Harry wußte, daß es eigentlich bescheuert war. Die Summe all seiner Erfahrung und ein gesunder Verstand sagten ihm, daß es bescheuert sei, sein schmerzender Kiefer sagte ihm, daß es bescheuert sei, nur seine rechte Hand fand das leider eine Superidee, und in diesem Moment war sie es, die die Initiative ergriff. Sie traf Rod unter dem Kinn, so daß Harry hören konnte, wie der Kiefer zuklappte, bevor Rod zwei Schritte zurücktaumelte. Die typische Reaktion auf einen schweren, perfekt plazierten Kinnhaken.
Ein solcher Schlag pflanzte sich durch den Kieferknochen direkt ins Kleinhirn fort (in diesem Fall ein sehr treffender Name, wie Harry meinte), wo eine wellenartige Bewegung eine Reihe von Kurzschlüssen auslöste oder aber, wenn man Glück hatte, augenblickliche Bewußtlosigkeit und/oder bleibende Hirnschäden. In Rods Fall schien sich das Gehirn nicht entscheiden zu können, was es tun sollte, ob totaler Blackout oder nur kurzfristige Erschütterung.
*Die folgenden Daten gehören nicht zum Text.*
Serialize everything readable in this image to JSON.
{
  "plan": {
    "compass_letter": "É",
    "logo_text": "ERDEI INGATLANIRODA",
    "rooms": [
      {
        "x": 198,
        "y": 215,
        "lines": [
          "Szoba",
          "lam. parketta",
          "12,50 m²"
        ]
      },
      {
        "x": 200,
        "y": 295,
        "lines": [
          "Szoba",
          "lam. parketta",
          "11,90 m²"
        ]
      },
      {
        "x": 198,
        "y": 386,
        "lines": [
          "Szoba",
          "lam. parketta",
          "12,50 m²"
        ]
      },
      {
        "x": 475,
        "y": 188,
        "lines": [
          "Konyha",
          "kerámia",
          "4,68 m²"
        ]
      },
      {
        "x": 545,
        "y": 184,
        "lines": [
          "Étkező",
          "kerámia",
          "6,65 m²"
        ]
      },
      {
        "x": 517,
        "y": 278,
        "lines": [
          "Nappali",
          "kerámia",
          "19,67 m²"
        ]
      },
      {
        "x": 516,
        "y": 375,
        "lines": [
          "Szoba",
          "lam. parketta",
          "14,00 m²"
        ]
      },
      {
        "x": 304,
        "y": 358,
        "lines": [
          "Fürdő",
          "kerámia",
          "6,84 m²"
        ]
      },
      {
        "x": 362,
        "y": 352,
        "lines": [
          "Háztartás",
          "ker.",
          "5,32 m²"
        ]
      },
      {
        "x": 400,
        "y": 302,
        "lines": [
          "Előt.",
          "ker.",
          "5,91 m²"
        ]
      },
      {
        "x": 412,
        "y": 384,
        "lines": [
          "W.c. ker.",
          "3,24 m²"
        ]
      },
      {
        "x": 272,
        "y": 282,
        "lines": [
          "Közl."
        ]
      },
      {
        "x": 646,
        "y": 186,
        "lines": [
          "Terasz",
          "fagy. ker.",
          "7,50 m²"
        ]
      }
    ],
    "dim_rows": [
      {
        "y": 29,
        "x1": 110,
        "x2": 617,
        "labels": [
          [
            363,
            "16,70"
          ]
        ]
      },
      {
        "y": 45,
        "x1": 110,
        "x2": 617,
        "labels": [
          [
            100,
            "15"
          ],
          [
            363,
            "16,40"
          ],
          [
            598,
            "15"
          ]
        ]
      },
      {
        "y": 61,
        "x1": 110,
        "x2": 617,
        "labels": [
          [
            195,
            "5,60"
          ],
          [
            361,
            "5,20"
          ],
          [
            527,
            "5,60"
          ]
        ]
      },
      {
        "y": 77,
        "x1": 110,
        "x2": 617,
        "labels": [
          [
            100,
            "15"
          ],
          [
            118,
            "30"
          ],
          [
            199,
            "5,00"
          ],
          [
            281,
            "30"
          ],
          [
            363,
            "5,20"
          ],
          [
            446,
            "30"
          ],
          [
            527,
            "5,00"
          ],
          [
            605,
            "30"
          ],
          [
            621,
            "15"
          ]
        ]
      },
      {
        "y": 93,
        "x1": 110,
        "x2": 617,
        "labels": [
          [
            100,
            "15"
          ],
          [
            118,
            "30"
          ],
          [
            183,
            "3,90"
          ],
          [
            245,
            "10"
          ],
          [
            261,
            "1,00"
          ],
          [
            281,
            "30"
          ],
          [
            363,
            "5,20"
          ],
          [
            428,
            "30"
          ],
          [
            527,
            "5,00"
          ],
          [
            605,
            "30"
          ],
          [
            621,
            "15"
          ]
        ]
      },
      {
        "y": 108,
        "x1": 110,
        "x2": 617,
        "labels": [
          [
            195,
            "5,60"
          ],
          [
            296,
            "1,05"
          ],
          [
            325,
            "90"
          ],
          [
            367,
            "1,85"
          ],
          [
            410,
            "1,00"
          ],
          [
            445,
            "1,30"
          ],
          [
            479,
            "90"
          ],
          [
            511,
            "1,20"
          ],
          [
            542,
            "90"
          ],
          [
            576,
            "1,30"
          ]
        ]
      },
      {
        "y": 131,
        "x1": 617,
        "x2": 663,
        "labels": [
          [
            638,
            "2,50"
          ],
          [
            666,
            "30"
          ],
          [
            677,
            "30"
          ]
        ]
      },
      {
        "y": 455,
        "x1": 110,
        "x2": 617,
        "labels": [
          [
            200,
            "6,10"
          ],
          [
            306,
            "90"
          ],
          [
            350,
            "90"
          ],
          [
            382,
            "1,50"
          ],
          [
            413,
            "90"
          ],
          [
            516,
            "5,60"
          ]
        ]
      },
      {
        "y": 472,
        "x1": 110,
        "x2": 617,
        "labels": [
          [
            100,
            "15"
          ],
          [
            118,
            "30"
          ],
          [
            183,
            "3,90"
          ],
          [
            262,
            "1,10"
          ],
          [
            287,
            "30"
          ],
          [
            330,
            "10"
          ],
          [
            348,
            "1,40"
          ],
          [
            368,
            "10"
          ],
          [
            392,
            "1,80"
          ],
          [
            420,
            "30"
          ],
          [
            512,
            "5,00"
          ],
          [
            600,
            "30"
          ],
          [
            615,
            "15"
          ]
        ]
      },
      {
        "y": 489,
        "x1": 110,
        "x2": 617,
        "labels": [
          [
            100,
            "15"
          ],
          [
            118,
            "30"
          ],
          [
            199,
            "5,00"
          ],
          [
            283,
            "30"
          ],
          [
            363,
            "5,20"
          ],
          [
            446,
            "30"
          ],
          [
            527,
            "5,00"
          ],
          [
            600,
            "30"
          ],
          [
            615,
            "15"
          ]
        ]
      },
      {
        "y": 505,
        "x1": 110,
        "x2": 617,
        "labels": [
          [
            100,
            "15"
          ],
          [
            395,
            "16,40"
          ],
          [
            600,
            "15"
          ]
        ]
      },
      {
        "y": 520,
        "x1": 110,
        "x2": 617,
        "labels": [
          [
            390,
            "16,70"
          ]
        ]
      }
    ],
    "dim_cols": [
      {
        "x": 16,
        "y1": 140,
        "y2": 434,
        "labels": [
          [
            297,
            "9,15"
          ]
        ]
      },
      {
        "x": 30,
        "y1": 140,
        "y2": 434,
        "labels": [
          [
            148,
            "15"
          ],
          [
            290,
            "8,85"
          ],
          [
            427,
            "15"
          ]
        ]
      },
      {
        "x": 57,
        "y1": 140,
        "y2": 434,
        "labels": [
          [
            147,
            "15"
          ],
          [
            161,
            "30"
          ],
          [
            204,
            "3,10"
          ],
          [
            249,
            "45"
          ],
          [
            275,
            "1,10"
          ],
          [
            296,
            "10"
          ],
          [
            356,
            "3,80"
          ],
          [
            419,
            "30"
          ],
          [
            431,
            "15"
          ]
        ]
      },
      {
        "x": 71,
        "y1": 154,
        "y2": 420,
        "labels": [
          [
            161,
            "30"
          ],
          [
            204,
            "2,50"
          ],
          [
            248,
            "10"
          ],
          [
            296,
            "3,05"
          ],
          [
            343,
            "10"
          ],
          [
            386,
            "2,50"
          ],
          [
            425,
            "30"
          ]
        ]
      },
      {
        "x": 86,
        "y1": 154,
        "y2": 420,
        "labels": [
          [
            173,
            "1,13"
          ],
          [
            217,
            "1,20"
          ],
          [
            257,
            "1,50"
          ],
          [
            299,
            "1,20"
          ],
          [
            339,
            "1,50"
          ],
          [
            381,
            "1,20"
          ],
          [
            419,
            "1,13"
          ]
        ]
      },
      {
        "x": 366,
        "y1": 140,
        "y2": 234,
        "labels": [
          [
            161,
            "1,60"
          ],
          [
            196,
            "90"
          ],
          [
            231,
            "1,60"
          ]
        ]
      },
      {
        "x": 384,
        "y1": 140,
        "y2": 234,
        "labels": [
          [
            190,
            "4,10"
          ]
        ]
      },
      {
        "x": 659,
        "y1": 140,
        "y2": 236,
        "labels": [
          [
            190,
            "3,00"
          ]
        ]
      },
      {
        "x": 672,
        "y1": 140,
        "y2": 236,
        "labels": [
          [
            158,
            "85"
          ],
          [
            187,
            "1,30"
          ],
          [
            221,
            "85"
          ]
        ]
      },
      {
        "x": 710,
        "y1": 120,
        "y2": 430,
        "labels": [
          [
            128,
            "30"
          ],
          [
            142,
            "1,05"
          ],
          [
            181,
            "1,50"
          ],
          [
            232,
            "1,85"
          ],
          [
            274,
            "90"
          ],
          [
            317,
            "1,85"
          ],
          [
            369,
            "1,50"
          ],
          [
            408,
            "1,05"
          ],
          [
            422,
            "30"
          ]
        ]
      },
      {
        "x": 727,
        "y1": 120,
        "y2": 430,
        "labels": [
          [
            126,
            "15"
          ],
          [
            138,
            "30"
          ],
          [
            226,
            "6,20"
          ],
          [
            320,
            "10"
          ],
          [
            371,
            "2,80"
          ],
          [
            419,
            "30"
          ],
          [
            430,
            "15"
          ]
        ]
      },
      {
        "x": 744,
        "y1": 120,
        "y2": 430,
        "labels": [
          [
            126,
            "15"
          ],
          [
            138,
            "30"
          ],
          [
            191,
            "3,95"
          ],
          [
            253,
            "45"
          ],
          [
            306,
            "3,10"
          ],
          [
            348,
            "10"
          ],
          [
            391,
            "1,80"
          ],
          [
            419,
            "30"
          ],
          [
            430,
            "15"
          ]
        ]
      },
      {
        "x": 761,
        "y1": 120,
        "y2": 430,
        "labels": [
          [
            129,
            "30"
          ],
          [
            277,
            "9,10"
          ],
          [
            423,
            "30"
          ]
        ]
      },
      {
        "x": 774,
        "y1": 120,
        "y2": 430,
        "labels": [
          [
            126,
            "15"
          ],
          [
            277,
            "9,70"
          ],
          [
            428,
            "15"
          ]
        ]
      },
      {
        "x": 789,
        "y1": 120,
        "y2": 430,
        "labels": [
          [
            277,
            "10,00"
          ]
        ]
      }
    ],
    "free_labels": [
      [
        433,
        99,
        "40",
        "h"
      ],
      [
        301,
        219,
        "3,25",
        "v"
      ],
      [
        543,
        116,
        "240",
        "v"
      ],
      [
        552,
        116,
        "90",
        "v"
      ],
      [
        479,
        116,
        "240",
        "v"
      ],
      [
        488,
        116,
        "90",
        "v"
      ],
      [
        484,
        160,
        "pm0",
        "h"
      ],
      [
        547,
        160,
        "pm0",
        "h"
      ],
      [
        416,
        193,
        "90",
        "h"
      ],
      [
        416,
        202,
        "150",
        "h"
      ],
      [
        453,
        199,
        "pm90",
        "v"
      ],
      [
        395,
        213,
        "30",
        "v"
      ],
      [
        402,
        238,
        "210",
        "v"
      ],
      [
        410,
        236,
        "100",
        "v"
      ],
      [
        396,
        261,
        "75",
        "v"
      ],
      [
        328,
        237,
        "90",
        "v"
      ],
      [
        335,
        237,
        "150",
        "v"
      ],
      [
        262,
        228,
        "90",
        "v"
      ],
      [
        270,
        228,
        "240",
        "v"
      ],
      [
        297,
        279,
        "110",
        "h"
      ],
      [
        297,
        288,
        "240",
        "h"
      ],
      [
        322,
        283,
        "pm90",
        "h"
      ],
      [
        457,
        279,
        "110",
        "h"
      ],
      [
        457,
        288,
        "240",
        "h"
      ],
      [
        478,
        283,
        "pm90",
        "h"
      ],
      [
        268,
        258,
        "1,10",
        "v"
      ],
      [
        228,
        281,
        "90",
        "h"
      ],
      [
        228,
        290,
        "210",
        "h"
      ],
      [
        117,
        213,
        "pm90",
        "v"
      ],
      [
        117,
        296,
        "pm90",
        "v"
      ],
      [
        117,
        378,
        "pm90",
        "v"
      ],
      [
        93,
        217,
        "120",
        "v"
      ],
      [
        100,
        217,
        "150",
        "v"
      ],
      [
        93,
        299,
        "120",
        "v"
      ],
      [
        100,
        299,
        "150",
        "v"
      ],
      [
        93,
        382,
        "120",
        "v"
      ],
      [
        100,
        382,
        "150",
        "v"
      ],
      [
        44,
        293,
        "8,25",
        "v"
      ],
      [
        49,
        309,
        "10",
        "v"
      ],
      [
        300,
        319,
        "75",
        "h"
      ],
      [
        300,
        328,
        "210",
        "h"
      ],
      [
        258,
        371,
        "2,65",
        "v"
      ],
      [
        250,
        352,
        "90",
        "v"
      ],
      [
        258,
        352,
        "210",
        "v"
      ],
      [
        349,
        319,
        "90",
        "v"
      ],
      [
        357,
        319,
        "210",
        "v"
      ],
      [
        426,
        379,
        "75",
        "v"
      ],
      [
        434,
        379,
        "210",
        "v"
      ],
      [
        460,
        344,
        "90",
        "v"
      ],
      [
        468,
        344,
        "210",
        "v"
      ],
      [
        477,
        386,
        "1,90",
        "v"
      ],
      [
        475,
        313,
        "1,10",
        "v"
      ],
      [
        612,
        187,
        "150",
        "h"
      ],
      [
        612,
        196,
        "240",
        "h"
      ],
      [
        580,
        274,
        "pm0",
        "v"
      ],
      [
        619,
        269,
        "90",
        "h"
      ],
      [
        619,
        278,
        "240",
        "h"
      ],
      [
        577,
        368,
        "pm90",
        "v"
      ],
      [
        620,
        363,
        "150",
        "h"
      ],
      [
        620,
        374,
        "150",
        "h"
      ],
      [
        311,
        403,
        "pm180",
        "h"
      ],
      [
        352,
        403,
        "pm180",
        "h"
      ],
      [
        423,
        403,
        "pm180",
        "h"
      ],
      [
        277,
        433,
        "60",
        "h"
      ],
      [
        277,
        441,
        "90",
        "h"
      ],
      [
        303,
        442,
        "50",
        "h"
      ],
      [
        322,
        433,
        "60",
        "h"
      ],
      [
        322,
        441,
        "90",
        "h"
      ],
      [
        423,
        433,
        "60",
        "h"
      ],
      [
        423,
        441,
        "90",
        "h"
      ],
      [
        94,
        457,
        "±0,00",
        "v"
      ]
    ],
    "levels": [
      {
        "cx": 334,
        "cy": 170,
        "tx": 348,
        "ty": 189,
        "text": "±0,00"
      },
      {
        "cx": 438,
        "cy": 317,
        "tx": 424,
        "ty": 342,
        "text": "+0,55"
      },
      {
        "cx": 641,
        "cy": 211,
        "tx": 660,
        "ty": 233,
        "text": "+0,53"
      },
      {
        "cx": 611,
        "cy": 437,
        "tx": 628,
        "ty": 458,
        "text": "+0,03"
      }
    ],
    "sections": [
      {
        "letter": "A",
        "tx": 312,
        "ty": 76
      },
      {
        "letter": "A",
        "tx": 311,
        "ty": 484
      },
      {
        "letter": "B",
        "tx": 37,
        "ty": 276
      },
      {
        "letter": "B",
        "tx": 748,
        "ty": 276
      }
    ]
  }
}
Kollege Khan hatte anscheinend nicht vor, auf die Entscheidung zu warten. Er packte Harry am Kragen, hob ihn in Schulterhöhe hoch und stieß ihn wie ein Mehlsack, der auf die Ladefläche eines Lastwagens geworfen wurde, von sich. Das Pärchen, das gerade sein Sieben- Dollar-Menü gegessen hatte, bekam im wahrsten Sinne des Wortes ein Haar in die Suppe und sprang zur Seite, als Harry mit dem Rücken auf den Tisch knallte. Herrgott, hoffentlich werde ich bald ohnmächtig, dachte Harry, als er die Schmerzen spürte und sah, daß Khan auf ihn zukam. Das Schlüsselbein ist ein zerbrechlicher Knochen und ziemlich exponiert. Harry zielte und trat zu, doch die Auseinandersetzung mit Rod schien sich auf sein räumliches Sehvermögen ausgewirkt zu haben, denn er trat nur in die Luft.